Monticello's website, Thomas Jefferson Encyclopedia, August 20, 2015
1993 Stein Susan R. Stein, The Worlds of Thomas Jefferson at Monticello, Thomas Jefferson Foundation, published by Harry N. Abrams, Inc., 1993, p. 237
Monticello's website, Thomas Jefferson Encyclopedia, August 20, 2015:
Statuettes made of biscuit for the decoration of tables were much favored in the eighteenth century. The milky surface of unglazed soft paste porcelain lent itself well to fine modeling. The figures, which were mass produced in molds, ranged from mythological subjects - the most popular - to the seasons, portraits, playful children's games, and contemporary events.
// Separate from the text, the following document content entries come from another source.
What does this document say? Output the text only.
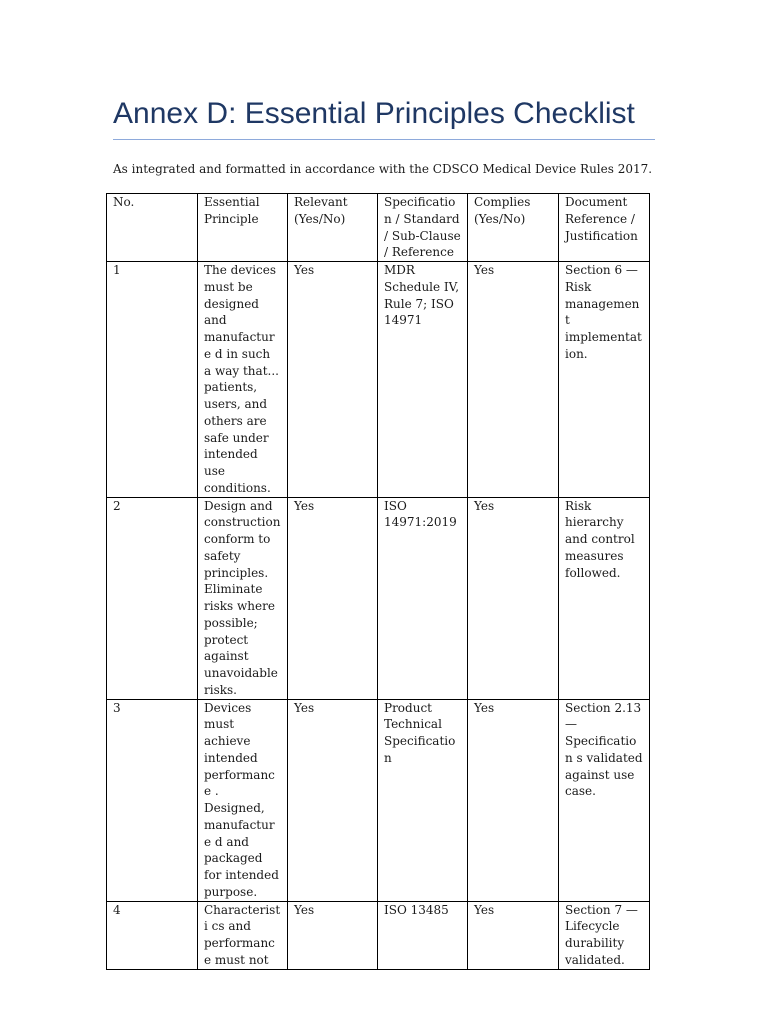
Annex D: Essential Principles Checklist

As integrated and formatted in accordance with the CDSCO Medical Device Rules 2017.

No.	Essential Principle	Relevant (Yes/No)	Specification / Standard / Sub-Clause / Reference	Complies (Yes/No)	Document Reference / Justification
1	The devices must be designed and manufacture d in such a way that... patients, users, and others are safe under intended use conditions.	Yes	MDR Schedule IV, Rule 7; ISO 14971	Yes	Section 6 — Risk management implementat ion.
2	Design and construction conform to safety principles. Eliminate risks where possible; protect against unavoidable risks.	Yes	ISO 14971:2019	Yes	Risk hierarchy and control measures followed.
3	Devices must achieve intended performance . Designed, manufacture d and packaged for intended purpose.	Yes	Product Technical Specification	Yes	Section 2.13 — Specification s validated against use case.
4	Characteristi cs and performance must not	Yes	ISO 13485	Yes	Section 7 — Lifecycle durability validated.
The renowned Sevres porcelain factory, the Manufacture Royale de Porcelaine de France, made some of the best examples.
Jefferson acquired at least ten biscuit statuettes. Four - Minerva, Diana, Apollo, and Mars - were purchased for Abigail Adams from Bazin, a Paris merchant who sold tablewares, in late September 1785. Jefferson purchased more than six for himself, including a Hercules purchased from Bazin in 1784, which might have been the Farnese Hercules produced at Sèvres. Only Venus with Cupid and Hope with Cupid are known today.
Hope with Cupid was signed by Jossé-François-Joseph Le Riche, who had been one of two principal assistants to the director Etienne-Maurice Falconet at Sèvres and later became chef de sculpteurs there. After Falconet left Sèvres in 1766, his assistants, including Le Riche, carried on similar work, but in a more stylized manner.
At Monticello, the figures may have been used in the Parlor or in the Dining Room as table decorations.